About 75% of thunderstorms with these plumes produce large hail or tornadoes, says Leigh Orf of the University of Wisconsin at Madison, a co-author whose expertise includes modeling and simulating storms on supercomputers. The plumes’ appearance on satellite imagery can help guide severe weather forecasts.
Bacteria that Clean Up Radioactive Waste
For decades, scientists have suspected that bacteria known as Geobacter could clean up radioactive uranium waste, but it wasn’t clear how they did it.
In 2011, a team at Michigan State University led by microbiologist Gemma Reguera discovered that Geobacter makes protein filaments on one side of its cells that act like wires to “zap” uranium. That jolt triggers chemical reactions that give the bacteria energy, and that chemistry traps the uranium in a mineral form, preventing the radioactive material from spreading through the environment. But those protein wires accounted for just about 75% of the uranium the Geobacter were cleaning up.
“We always knew we were missing something,” said Reguera. “What we didn’t know was what was happening at the cell surface, particularly on the side of the cell that had no wires to immobilize the uranium.”

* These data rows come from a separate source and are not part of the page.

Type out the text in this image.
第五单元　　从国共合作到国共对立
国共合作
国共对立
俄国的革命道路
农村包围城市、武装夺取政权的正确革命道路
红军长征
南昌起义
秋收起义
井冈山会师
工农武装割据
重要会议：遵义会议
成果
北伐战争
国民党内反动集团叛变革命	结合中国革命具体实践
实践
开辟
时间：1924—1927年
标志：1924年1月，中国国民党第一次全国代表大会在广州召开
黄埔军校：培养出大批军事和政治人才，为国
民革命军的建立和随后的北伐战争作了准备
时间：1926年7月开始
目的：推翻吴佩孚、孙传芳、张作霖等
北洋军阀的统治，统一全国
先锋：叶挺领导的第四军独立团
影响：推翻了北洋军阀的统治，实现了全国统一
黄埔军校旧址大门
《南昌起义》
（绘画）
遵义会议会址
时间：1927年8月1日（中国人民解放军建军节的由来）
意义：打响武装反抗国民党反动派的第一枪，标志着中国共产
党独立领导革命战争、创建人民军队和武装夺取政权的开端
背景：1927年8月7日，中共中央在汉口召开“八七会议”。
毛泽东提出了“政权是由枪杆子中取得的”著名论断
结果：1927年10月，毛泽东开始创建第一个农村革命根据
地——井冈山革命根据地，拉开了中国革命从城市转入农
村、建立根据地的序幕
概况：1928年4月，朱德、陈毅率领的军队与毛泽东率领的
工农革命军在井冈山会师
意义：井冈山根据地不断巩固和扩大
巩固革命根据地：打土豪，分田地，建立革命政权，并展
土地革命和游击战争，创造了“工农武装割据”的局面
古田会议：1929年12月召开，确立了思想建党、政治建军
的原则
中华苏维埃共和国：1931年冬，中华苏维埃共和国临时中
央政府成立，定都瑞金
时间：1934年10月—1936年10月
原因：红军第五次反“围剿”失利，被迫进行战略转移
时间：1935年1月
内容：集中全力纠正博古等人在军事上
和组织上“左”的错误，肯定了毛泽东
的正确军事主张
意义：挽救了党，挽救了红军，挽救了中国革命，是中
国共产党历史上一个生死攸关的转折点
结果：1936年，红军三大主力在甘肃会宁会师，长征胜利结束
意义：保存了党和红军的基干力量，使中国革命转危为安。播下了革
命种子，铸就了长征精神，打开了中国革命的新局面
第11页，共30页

Reguera’s team now has the answer: Molecules called lipopolysaccharides coat the cell surface and soak up the uranium like a sponge. “This finding is significant in revealing the strategy for uranium detoxification and mineralization that Geobacter sulfurreducens uses, and which may be applicable to other metals,” said Enriqueta Barrera, a program director in NSF’s Division of Earth Sciences.
Published Sept. 28, 2021 in Applied and Environmental Microbiology, the could enable the creation of new ways to remediate dangerous pollution, and to recycle and reclaim increasingly scarce metals from electronic waste. The next step, Reguera says, is investigating whether Geobacter and its sponges can be encouraged to pull other toxic metals from waste streams.

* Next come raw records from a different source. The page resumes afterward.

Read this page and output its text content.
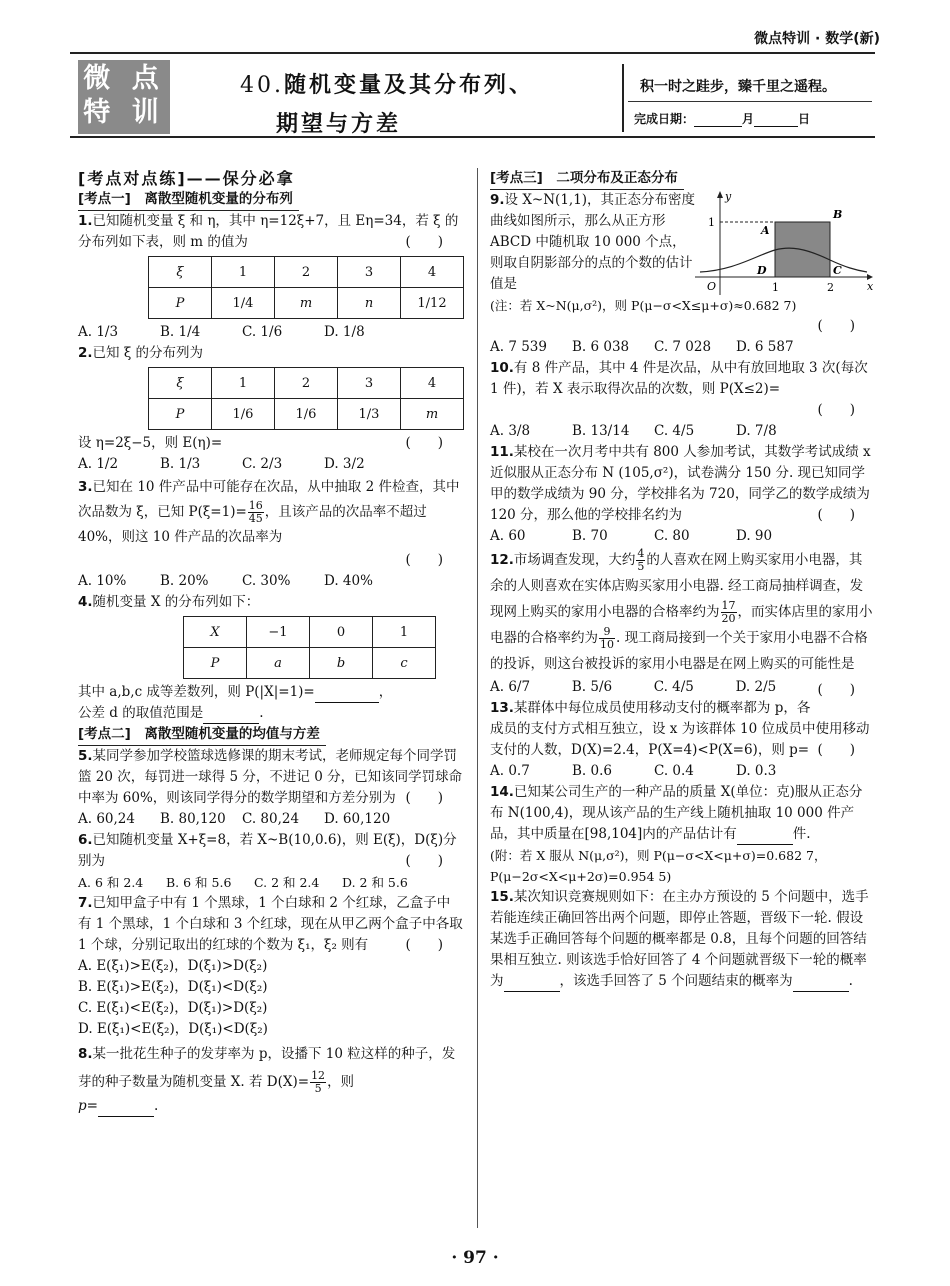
微点特训 · 数学(新)
微 点
特 训
40.随机变量及其分布列、
期望与方差
积一时之跬步，臻千里之遥程。
完成日期：	月	日
[考点对点练]——保分必拿
[考点一]　离散型随机变量的分布列

1.已知随机变量 ξ 和 η，其中 η=12ξ+7，且 Eη=34，若 ξ 的分布列如下表，则 m 的值为	(　　)

ξ	1	2	3	4
P	1/4	m	n	1/12
A. 1/3	B. 1/4	C. 1/6	D. 1/8

2.已知 ξ 的分布列为

ξ	1	2	3	4
P	1/6	1/6	1/3	m

设 η=2ξ−5，则 E(η)=	(　　)

A. 1/2	B. 1/3	C. 2/3	D. 3/2

3.已知在 10 件产品中可能存在次品，从中抽取 2 件检查，其中次品数为 ξ，已知 $P(\xi=1)= \frac{16}{45}$ ，且该产品的次品率不超过 40%，则这 10 件产品的次品率为

(　　)
A. 10%	B. 20%	C. 30%	D. 40%

4.随机变量 X 的分布列如下：

X	−1	0	1
P	a	b	c

其中 a,b,c 成等差数列，则 P(|X|=1)=	，

公差 d 的取值范围是	.

[考点二]　离散型随机变量的均值与方差

5.某同学参加学校篮球选修课的期末考试，老师规定每个同学罚篮 20 次，每罚进一球得 5 分，不进记 0 分，已知该同学罚球命中率为 60%，则该同学得分的数学期望和方差分别为 (　　)

A. 60,24	B. 80,120	C. 80,24	D. 60,120

6.已知随机变量 X+ξ=8，若 X~B(10,0.6)，则 E(ξ)，D(ξ)分别为	(　　)

A. 6 和 2.4	B. 6 和 5.6	C. 2 和 2.4	D. 2 和 5.6

7.已知甲盒子中有 1 个黑球，1 个白球和 2 个红球，乙盒子中有 1 个黑球，1 个白球和 3 个红球，现在从甲乙两个盒子中各取 1 个球，分别记取出的红球的个数为 ξ₁，ξ₂ 则有	(　　)

A. E(ξ₁)>E(ξ₂)，D(ξ₁)>D(ξ₂)
B. E(ξ₁)>E(ξ₂)，D(ξ₁)<D(ξ₂)
C. E(ξ₁)<E(ξ₂)，D(ξ₁)>D(ξ₂)
D. E(ξ₁)<E(ξ₂)，D(ξ₁)<D(ξ₂)

8.某一批花生种子的发芽率为 p，设播下 10 粒这样的种子，发芽的种子数量为随机变量 X. 若 $D(X)= \frac{12}{5}$ ，则

p=	.

[考点三]　二项分布及正态分布
y
x
O
A
B
C
D
1	2
1

9.设 X~N(1,1)，其正态分布密度曲线如图所示，那么从正方形 ABCD 中随机取 10 000 个点，则取自阴影部分的点的个数的估计值是

(注：若 X~N(μ,σ²)，则 P(μ−σ<X≤μ+σ)≈0.682 7)

(　　)
A. 7 539	B. 6 038	C. 7 028	D. 6 587

10.有 8 件产品，其中 4 件是次品，从中有放回地取 3 次(每次 1 件)，若 X 表示取得次品的次数，则 P(X≤2)=

(　　)
A. 3/8	B. 13/14	C. 4/5	D. 7/8

11.某校在一次月考中共有 800 人参加考试，其数学考试成绩 x 近似服从正态分布 N (105,σ²)，试卷满分 150 分. 现已知同学甲的数学成绩为 90 分，学校排名为 720，同学乙的数学成绩为 120 分，那么他的学校排名约为	(　　)

A. 60	B. 70	C. 80	D. 90

12.市场调查发现，大约 $\frac{4}{5}$ 的人喜欢在网上购买家用小电器，其余的人则喜欢在实体店购买家用小电器. 经工商局抽样调查，发现网上购买的家用小电器的合格率约为 $\frac{17}{20}$ ，而实体店里的家用小电器的合格率约为 $\frac{9}{10}$ . 现工商局接到一个关于家用小电器不合格的投诉，则这台被投诉的家用小电器是在网上购买的可能性是
(　　)

A. 6/7	B. 5/6	C. 4/5	D. 2/5

13.某群体中每位成员使用移动支付的概率都为 p，各成员的支付方式相互独立，设 x 为该群体 10 位成员中使用移动支付的人数，D(X)=2.4，P(X=4)<P(X=6)，则 p= (　　)

A. 0.7	B. 0.6	C. 0.4	D. 0.3

14.已知某公司生产的一种产品的质量 X(单位：克)服从正态分布 N(100,4)，现从该产品的生产线上随机抽取 10 000 件产品，其中质量在[98,104]内的产品估计有	件.

(附：若 X 服从 N(μ,σ²)，则 P(μ−σ<X<μ+σ)=0.682 7，P(μ−2σ<X<μ+2σ)=0.954 5)

15.某次知识竞赛规则如下：在主办方预设的 5 个问题中，选手若能连续正确回答出两个问题，即停止答题，晋级下一轮. 假设某选手正确回答每个问题的概率都是 0.8，且每个问题的回答结果相互独立. 则该选手恰好回答了 4 个问题就晋级下一轮的概率为	，该选手回答了 5 个问题结束的概率为	.

· 97 ·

Jupiter’s Moons Reveal Potential for Life
Studying photo images of Europa, one of Jupiter’s moons, taken in 2013 by the Hubble Space Telescope, NASA scientists report plumes of water vapor erupting through its encasing ice, where the temperatures hover around –260°F. Similar to Earth’s geysers, these eruptions shoot water vapor up to 100 km, producing transient clouds of vapor in Europa’s atmosphere.
Water vapor has also been discovered on Ganymede, another of Jupiter’s moons.
“This detection paves the way for in-depth studies of Europa by future probes planned for launch within a decade, including NASA’s Europa Clipper and the Jupiter Icy Moons Explorer (JUICE) mission from the European Space Agency (ESA). Understanding the formation and evolution of Jupiter and its moons also helps astronomers gain insights into Jupiter-like planets around other stars.”
“Europa is so exciting as a potential abode of life” that these missions are being planned.